Палач был худым сгорбленным стариком с пустым взглядом безразличных глаз и ничего не выражающим лицом. С будничной неторопливостью он, будто выполняя ежедневную рутину, отвязал парнишку от столба и, поставив его на колени, накинул на его тонкую шею веревку. Мальчик пытался высвободиться, но крепкие руки палача оказались ему не по силам. Баронесса вопила во все горло, пока палач душил ее сына. Альфред забился в тщетных попытках поймать ртом воздух. Когда его глаза безмолвно уставились в небо, а язык вывалился изо рта, откуда потекла тоненькая струйка крови, палач завершил процедуру и вернул труп мальчика к столбу, накрепко привязав его той же веревкой, которой и выполнил приговор.

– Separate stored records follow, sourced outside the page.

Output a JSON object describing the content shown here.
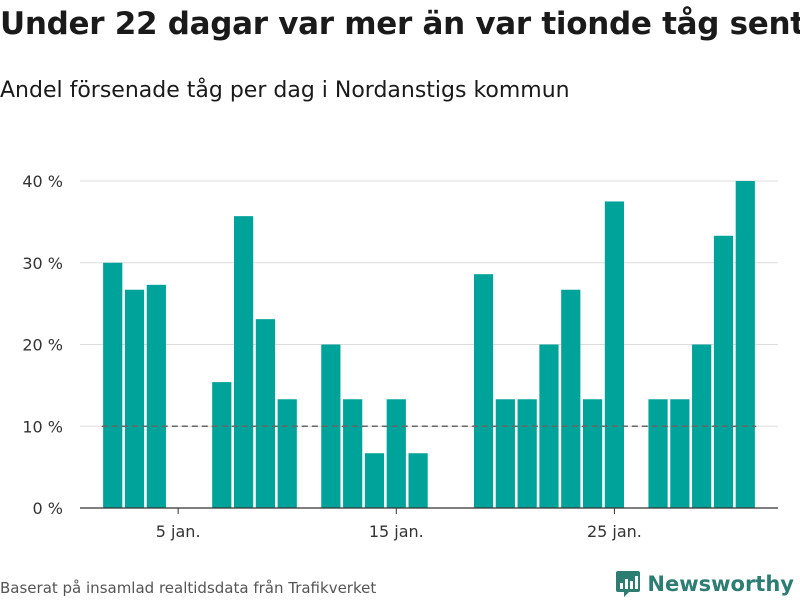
{
  "header": {
    "title": "Under 22 dagar var mer än var tionde tåg sent",
    "subtitle": "Andel försenade tåg per dag i Nordanstigs kommun"
  },
  "footer": {
    "source": "Baserat på insamlad realtidsdata från Trafikverket",
    "brand": "Newsworthy"
  },
  "colors": {
    "bar": "#00a39a",
    "grid": "#dddddd",
    "reference_line": "#666666",
    "axis": "#333333",
    "brand": "#2e7d73"
  },
  "icons": {
    "brand_logo": "bar-chart-pin-icon"
  },
  "chart_data": {
    "type": "bar",
    "title": "Under 22 dagar var mer än var tionde tåg sent",
    "subtitle": "Andel försenade tåg per dag i Nordanstigs kommun",
    "xlabel": "",
    "ylabel": "",
    "x": [
      1,
      2,
      3,
      4,
      5,
      6,
      7,
      8,
      9,
      10,
      11,
      12,
      13,
      14,
      15,
      16,
      17,
      18,
      19,
      20,
      21,
      22,
      23,
      24,
      25,
      26,
      27,
      28,
      29,
      30,
      31,
      32
    ],
    "values": [
      null,
      30,
      26.7,
      27.3,
      null,
      null,
      15.4,
      35.7,
      23.1,
      13.3,
      null,
      20,
      13.3,
      6.7,
      13.3,
      6.7,
      null,
      null,
      28.6,
      13.3,
      13.3,
      20,
      26.7,
      13.3,
      37.5,
      null,
      13.3,
      13.3,
      20,
      33.3,
      40,
      null
    ],
    "x_ticks": [
      {
        "value": 5,
        "label": "5 jan."
      },
      {
        "value": 15,
        "label": "15 jan."
      },
      {
        "value": 25,
        "label": "25 jan."
      }
    ],
    "y_ticks": [
      {
        "value": 0,
        "label": "0 %"
      },
      {
        "value": 10,
        "label": "10 %"
      },
      {
        "value": 20,
        "label": "20 %"
      },
      {
        "value": 30,
        "label": "30 %"
      },
      {
        "value": 40,
        "label": "40 %"
      }
    ],
    "ylim": [
      0,
      40
    ],
    "xlim": [
      0.5,
      32.5
    ],
    "reference_line": {
      "value": 10,
      "style": "dashed",
      "from_x": 1.5,
      "to_x": 31.5
    },
    "grid": true,
    "legend": "none"
  }
}
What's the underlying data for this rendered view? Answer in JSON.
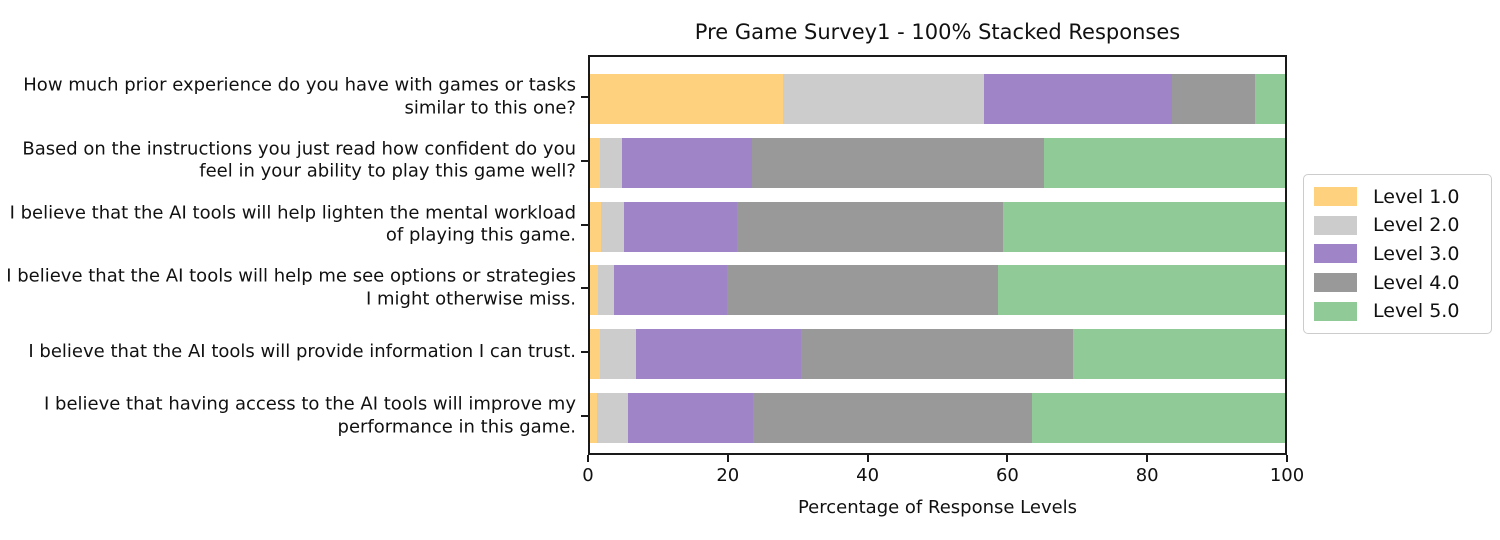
{
  "chart_data": {
    "type": "bar",
    "orientation": "horizontal",
    "stacked": true,
    "normalized_percent": true,
    "title": "Pre Game Survey1 - 100% Stacked Responses",
    "xlabel": "Percentage of Response Levels",
    "xlim": [
      0,
      100
    ],
    "xticks": [
      0,
      20,
      40,
      60,
      80,
      100
    ],
    "grid": false,
    "legend_position": "right-outside-center",
    "categories": [
      "How much prior experience do you have with games or tasks similar to this one?",
      "Based on the instructions you just read how confident do you feel in your ability to play this game well?",
      "I believe that the AI tools will help lighten the mental workload of playing this game.",
      "I believe that the AI tools will help me see options or strategies I might otherwise miss.",
      "I believe that the AI tools will provide information I can trust.",
      "I believe that having access to the AI tools will improve my performance in this game."
    ],
    "series": [
      {
        "name": "Level 1.0",
        "color": "#FDD17E",
        "values": [
          27.8,
          1.5,
          1.6,
          1.1,
          1.4,
          1.0
        ]
      },
      {
        "name": "Level 2.0",
        "color": "#CCCCCC",
        "values": [
          28.9,
          3.1,
          3.3,
          2.4,
          5.2,
          4.4
        ]
      },
      {
        "name": "Level 3.0",
        "color": "#9F84C7",
        "values": [
          27.0,
          18.7,
          16.2,
          16.2,
          23.7,
          18.0
        ]
      },
      {
        "name": "Level 4.0",
        "color": "#999999",
        "values": [
          12.0,
          42.0,
          38.3,
          39.0,
          39.2,
          40.2
        ]
      },
      {
        "name": "Level 5.0",
        "color": "#90CA97",
        "values": [
          4.3,
          34.7,
          40.6,
          41.3,
          30.5,
          36.4
        ]
      }
    ]
  }
}
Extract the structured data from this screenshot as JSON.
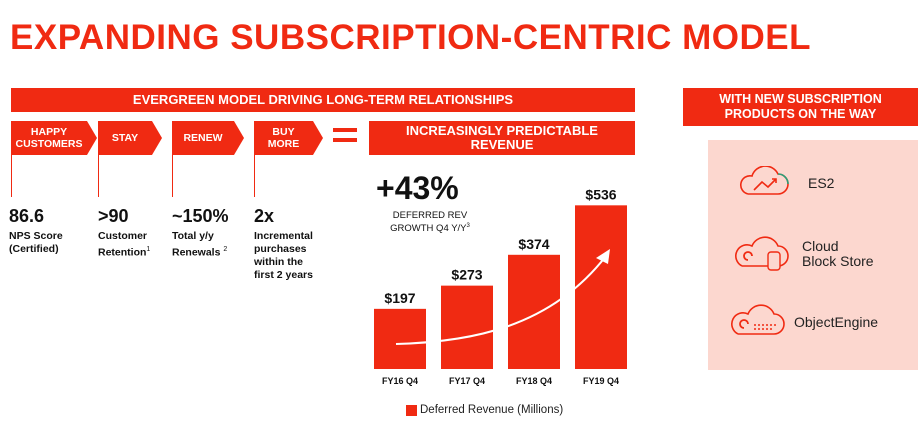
{
  "title": "EXPANDING SUBSCRIPTION-CENTRIC MODEL",
  "banner": "EVERGREEN MODEL DRIVING LONG-TERM RELATIONSHIPS",
  "side_banner": {
    "line1": "WITH NEW SUBSCRIPTION",
    "line2": "PRODUCTS ON THE WAY"
  },
  "steps": [
    {
      "line1": "HAPPY",
      "line2": "CUSTOMERS"
    },
    {
      "line1": "STAY",
      "line2": ""
    },
    {
      "line1": "RENEW",
      "line2": ""
    },
    {
      "line1": "BUY",
      "line2": "MORE"
    }
  ],
  "metrics": [
    {
      "value": "86.6",
      "lines": [
        "NPS Score",
        "(Certified)"
      ],
      "sup": ""
    },
    {
      "value": ">90",
      "lines": [
        "Customer",
        "Retention"
      ],
      "sup": "1"
    },
    {
      "value": "~150%",
      "lines": [
        "Total y/y",
        "Renewals"
      ],
      "sup": "2"
    },
    {
      "value": "2x",
      "lines": [
        "Incremental",
        "purchases",
        "within the",
        "first 2 years"
      ],
      "sup": ""
    }
  ],
  "predictable_banner": {
    "line1": "INCREASINGLY PREDICTABLE",
    "line2": "REVENUE"
  },
  "growth": {
    "value": "+43%",
    "line1": "DEFERRED REV",
    "line2": "GROWTH Q4 Y/Y",
    "sup": "3"
  },
  "chart_data": {
    "type": "bar",
    "categories": [
      "FY16 Q4",
      "FY17 Q4",
      "FY18 Q4",
      "FY19 Q4"
    ],
    "values": [
      197,
      273,
      374,
      536
    ],
    "value_labels": [
      "$197",
      "$273",
      "$374",
      "$536"
    ],
    "legend": "Deferred Revenue (Millions)",
    "color": "#f02a12",
    "ylim": [
      0,
      560
    ],
    "trend_arrow": true
  },
  "products": [
    {
      "name_lines": [
        "ES2"
      ],
      "icon": "cloud-growth-icon"
    },
    {
      "name_lines": [
        "Cloud",
        "Block Store"
      ],
      "icon": "cloud-block-store-icon"
    },
    {
      "name_lines": [
        "ObjectEngine"
      ],
      "icon": "cloud-object-engine-icon"
    }
  ],
  "colors": {
    "accent": "#f02a12",
    "product_panel": "#fcd7cf"
  }
}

— Будьте вы прокляты! — кричала баронесса сорвавшимся голосом. — Гореть вам всем в аду! За что вы убили моего ребенка?! Он ни в чем не виноват! Он чище и невиннее любого из вас!
Из толпы, совсем недавно еще шумевшей и веселящейся, раздались первые возгласы ужаса. Кто-то падал, теряя сознание, кто-то не мог сдержать слез. Мария, уставшая от рыданий, тоже не выдержала и, уткнувшись лицом в грудь графа, лишилась чувств.
Судья встал с места, чтобы дать сигнал палачу.
— Начинай!
Старик поднял факел и стал по очереди поджигать вязанки с хворостом. Пламя постепенно набирало силу, принявшись облизывать своими языками тела измученных жертв.
— Да очистит огонь их души!
Когда огонь разгорелся в полную силу, стенания осужденных переросли в безумные крики, крики же вскоре превратились в нечеловеческие вопли, перекрывшие пораженный вздох толпы.
В этих воплях слышалось отчаяние и непонимание происходящего.
Этими воплями, от которых кровь леденела в жилах, а волосы вставали дыбом, горящие в огне жертвы будто задавали свой последний вопрос, не понимая, за что их обрекли на столь мучительную смерть.
Вскоре они, один за другим, замолкли. Треск костра продолжался, по площади быстро распространялся запах горящего человеческого мяса. Толпа стала понемногу редеть, а знатные гости, захватив своих домочадцев, поспешили отправиться к дому судьи Йозефа, чтобы продолжить празднество по случаю дня рождения его дочери.
Даймонд не ушел. Он подобрался ближе к помосту, где еще стояли несколько стражей. Стражники зазывали горожан подбросить еще хвороста в костер, чтобы поддержать огонь, отпускающий грешные души еретиков на волю. Даймонд долго глядел на догорающие останки людей, которые еще совсем недавно жили, любили, чувствовали голод или боль. Теперь они постепенно превращались в кучку пепла.